Mode militaire ou militaire à la mode

Le 26 juillet 2010

À 15 ans, les surplus d’armées étaient le lieu de toutes nos trouvailles : bottes de combat, chaussettes de laine, parkas kaki et chapeaux d’aviateurs. Au grand désespoir de nos mères, le look militaire flottait dans l’air du temps…et se posait dans nos garde-robes. Mais par quelle porte dérobée l’influence militaire s’est-elle introduite dans l’univers de la mode?

Dissimuler, altérer, tromper, déguiser et proclamer

Chelsea Arts Club, Londres, 1919. C’est soir de fête : le « Great Dazzle Ball » bat son plein.

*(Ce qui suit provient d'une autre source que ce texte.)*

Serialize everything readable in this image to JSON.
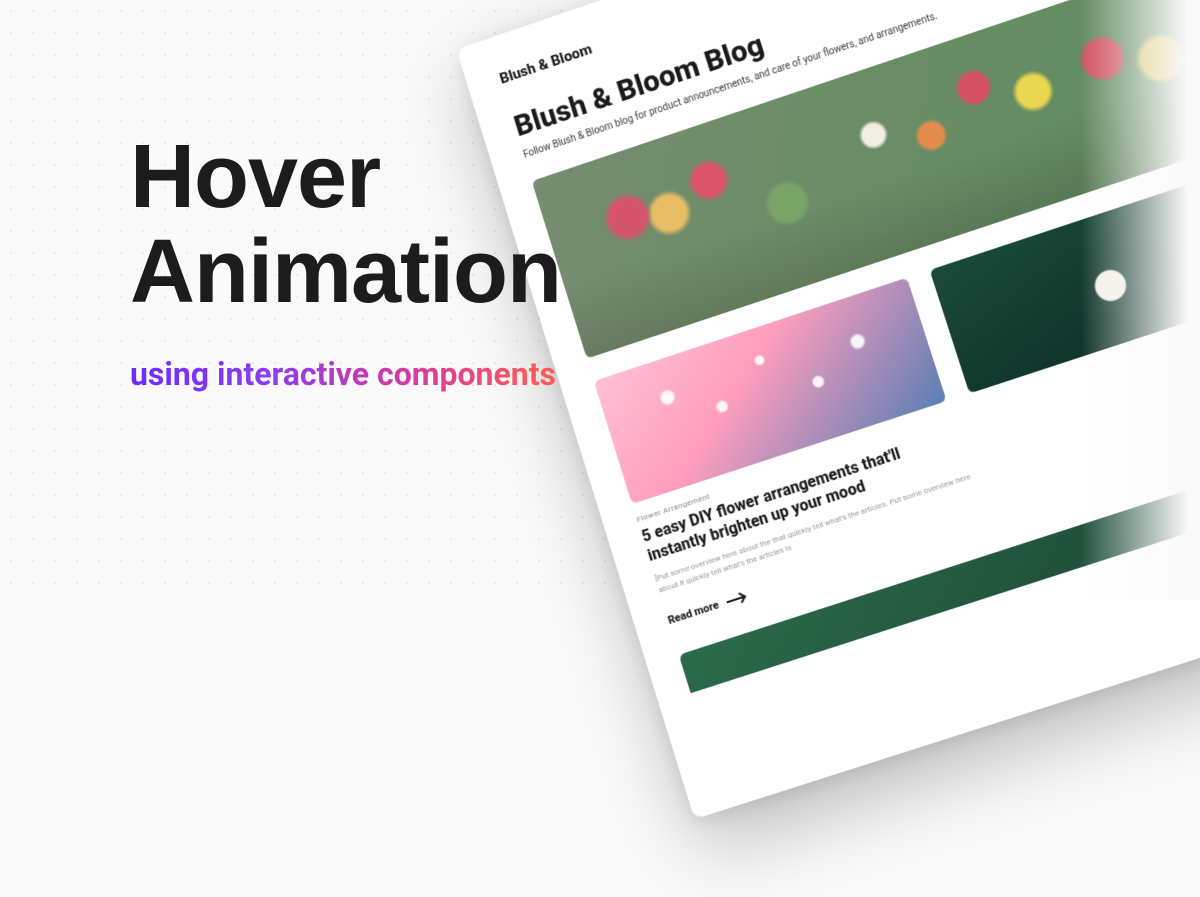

Les invités exhibent leurs plus beaux atours inspirés des motifs bigarrés dont on peignait les navires, pour tromper l’ennemi. Le camouflage militaire, qui en est à ses premiers balbutiements, fait déjà une entrée remarquée dans l’univers de la mode.

De ces simples motifs peints à la main, les techniques de camouflage ont vite évolué et, à l’époque de la guerre du Vietnam, la pratique devient courante pour l’ensemble des troupes. Conflit controversé s’il en est un, cette guerre s’accompagne de nombreuses manifestations menées, entre autres, par des vétérans; en guise de protestation politique, ils descendent dans les rues en arborant l’uniforme. Il n’en faut pas plus pour que les jeunes contestataires découvrent les richesses des surplus d’armées. Les motifs de camouflage se transforment vite en symboles de rébellion que plus d’un artiste n’hésitera pas à s’approprier.

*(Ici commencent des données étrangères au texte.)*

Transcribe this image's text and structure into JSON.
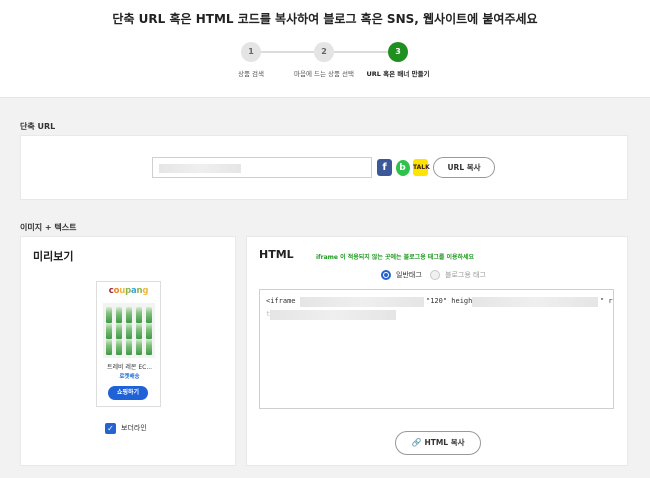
{
  "header": {
    "headline": "단축 URL 혹은 HTML 코드를 복사하여 블로그 혹은 SNS, 웹사이트에 붙여주세요",
    "steps": [
      {
        "num": "1",
        "label": "상품 검색"
      },
      {
        "num": "2",
        "label": "마음에 드는 상품 선택"
      },
      {
        "num": "3",
        "label": "URL 혹은 배너 만들기"
      }
    ]
  },
  "short_url": {
    "section_title": "단축 URL",
    "copy_label": "URL 복사",
    "sns": [
      "facebook-icon",
      "band-icon",
      "kakaotalk-icon"
    ],
    "sns_glyphs": {
      "facebook": "f",
      "band": "b",
      "kakao": "TALK"
    }
  },
  "image_text": {
    "section_title": "이미지 + 텍스트",
    "preview": {
      "title": "미리보기",
      "brand": [
        "c",
        "o",
        "u",
        "p",
        "a",
        "n",
        "g"
      ],
      "product_name": "트레비 레몬 EC...",
      "rocket_label": "로켓배송",
      "shop_button": "쇼핑하기",
      "border_checkbox_label": "보더라인",
      "border_checked": true,
      "check_glyph": "✓"
    },
    "html": {
      "title": "HTML",
      "notice": "iframe 이 적용되지 않는 곳에는 블로그용 태그를 이용하세요",
      "radio_general": "일반태그",
      "radio_blog": "블로그용 태그",
      "selected": "일반태그",
      "code_prefix": "<iframe s",
      "code_mid": "\"120\" height=",
      "code_end": "\" r",
      "code_line2": "t",
      "copy_label": "HTML 복사"
    }
  },
  "colors": {
    "accent_green": "#1f8f1f",
    "accent_blue": "#2563d0",
    "notice_green": "#1e9a1e"
  }
}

Du groupe punk-rock The Clash aux œuvres d’Andy Warhol, le camouflage militaire est récupéré dans tous les milieux et sous toutes les formes imaginables. Même les plus grands créateurs de mode s’en sont inspirés, en témoignent les robes de Jean-Charles de Castelbajac ou de Yohji Yamamoto présentement en exposition…au Musée canadien de la guerre.

La mode défile au Musée

Mais mode et camouflage ne se sont pas uniquement unis dans la salle d’exposition; le 4 juin dernier, 26 jeunes ont présenté le fruit d’un projet de collaboration entre le Musée et trois collèges de la région. Des étudiants et étudiantes de l’Académie de dessin de mode Richard Robinson et des écoles secondaires De La Salle et Canterbury ont ainsi été mis au défi d’imaginer et de confectionner des vêtements inspirés du camouflage; leurs créations ont fait l’objet d’un défilé de mode haut en couleurs, dans la galerie LeBreton du Musée canadien de la guerre.

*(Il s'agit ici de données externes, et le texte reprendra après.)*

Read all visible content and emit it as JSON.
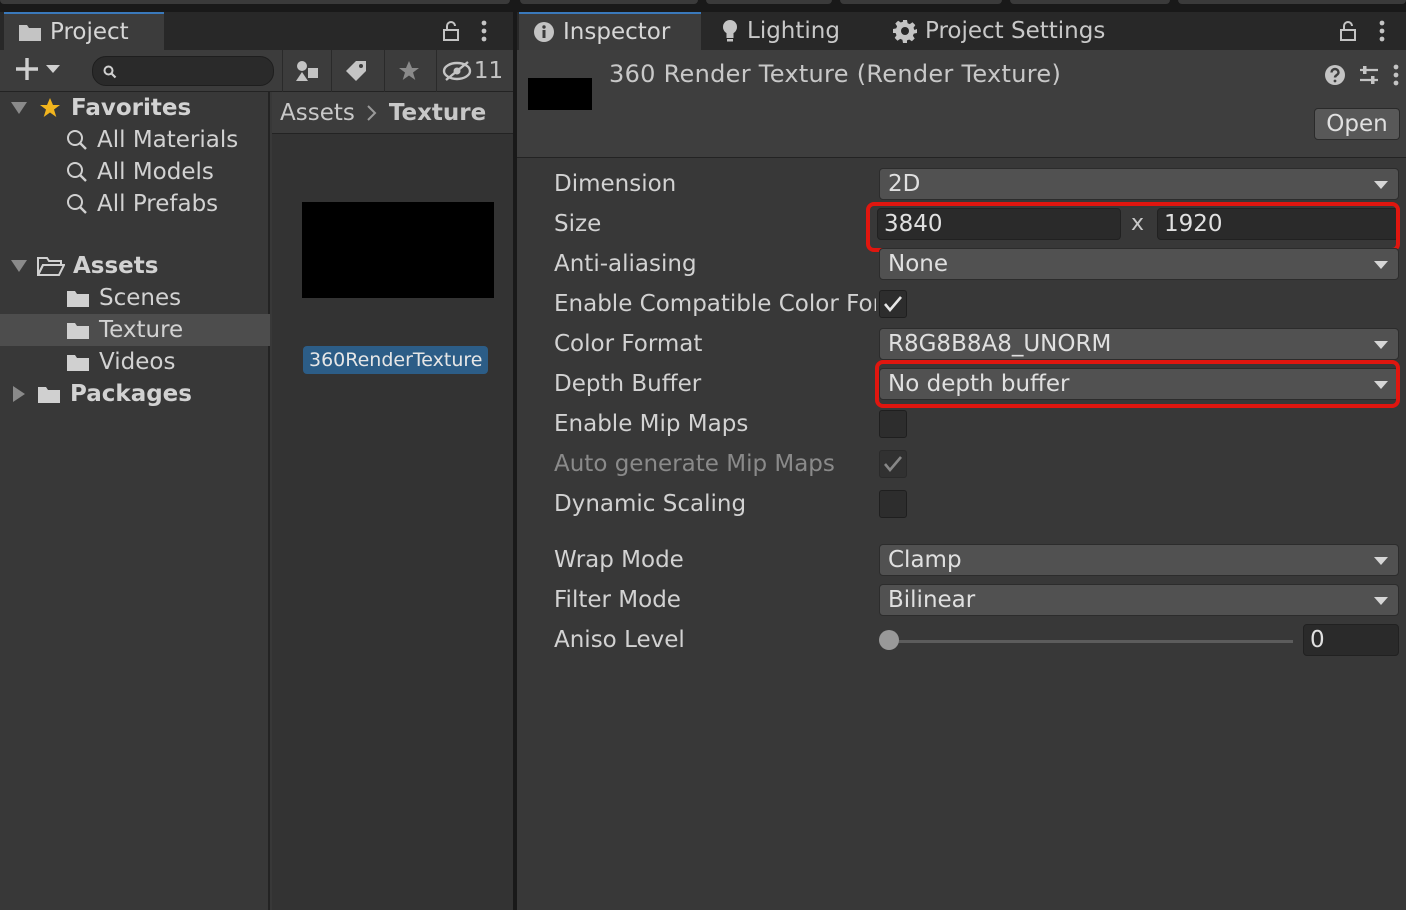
{
  "project_panel": {
    "tab_label": "Project",
    "hidden_count": "11",
    "favorites": {
      "label": "Favorites",
      "items": [
        "All Materials",
        "All Models",
        "All Prefabs"
      ]
    },
    "assets": {
      "label": "Assets",
      "items": [
        "Scenes",
        "Texture",
        "Videos"
      ],
      "selected": "Texture"
    },
    "packages_label": "Packages",
    "breadcrumb": {
      "root": "Assets",
      "current": "Texture"
    },
    "file": {
      "name": "360RenderTexture"
    }
  },
  "inspector": {
    "tabs": [
      "Inspector",
      "Lighting",
      "Project Settings"
    ],
    "asset_title": "360 Render Texture (Render Texture)",
    "open_label": "Open",
    "fields": {
      "dimension": {
        "label": "Dimension",
        "value": "2D"
      },
      "size": {
        "label": "Size",
        "width": "3840",
        "sep": "x",
        "height": "1920"
      },
      "anti_aliasing": {
        "label": "Anti-aliasing",
        "value": "None"
      },
      "compatible_color": {
        "label": "Enable Compatible Color Format",
        "checked": true
      },
      "color_format": {
        "label": "Color Format",
        "value": "R8G8B8A8_UNORM"
      },
      "depth_buffer": {
        "label": "Depth Buffer",
        "value": "No depth buffer"
      },
      "mip_maps": {
        "label": "Enable Mip Maps",
        "checked": false
      },
      "auto_mip": {
        "label": "Auto generate Mip Maps",
        "checked": true,
        "disabled": true
      },
      "dynamic_scaling": {
        "label": "Dynamic Scaling",
        "checked": false
      },
      "wrap_mode": {
        "label": "Wrap Mode",
        "value": "Clamp"
      },
      "filter_mode": {
        "label": "Filter Mode",
        "value": "Bilinear"
      },
      "aniso_level": {
        "label": "Aniso Level",
        "value": "0"
      }
    }
  },
  "colors": {
    "highlight": "#e0160f",
    "selection": "#2c5d87",
    "favorite_star": "#f2b51e"
  },
  "icons": [
    "folder-icon",
    "lock-icon",
    "kebab-menu-icon",
    "plus-icon",
    "search-icon",
    "filter-type-icon",
    "label-icon",
    "star-icon",
    "hidden-eye-icon",
    "info-icon",
    "lightbulb-icon",
    "gear-icon",
    "help-icon",
    "presets-icon",
    "checkmark-icon"
  ]
}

L’espace d’un soir, donc, le Musée a vibré au rythme de la mode. Une salle de réunion a été transformée en loge pour le maquillage et la coiffure; la galerie d’exposition d’artillerie lourde et de véhicules militaires, quand à elle, a été agrémentée d’un podium digne des grands défilés. Motifs animaliers ou floraux ont rivalisé pour fondre robes et costumes de toutes sortes dans une nature d’ici ou d’ailleurs. Des insectes aux flocons de neige, en passant par la noirceur de la nuit et le sable du désert, toutes les inspirations étaient bonnes pour créer des pièces uniques.

Si le camouflage a été inspiré par les artistes du début du XXe siècle, voici un juste retour de balancier qui a amené nos jeunes créateurs à puiser leur inspiration dans une exposition colorée et surprenante.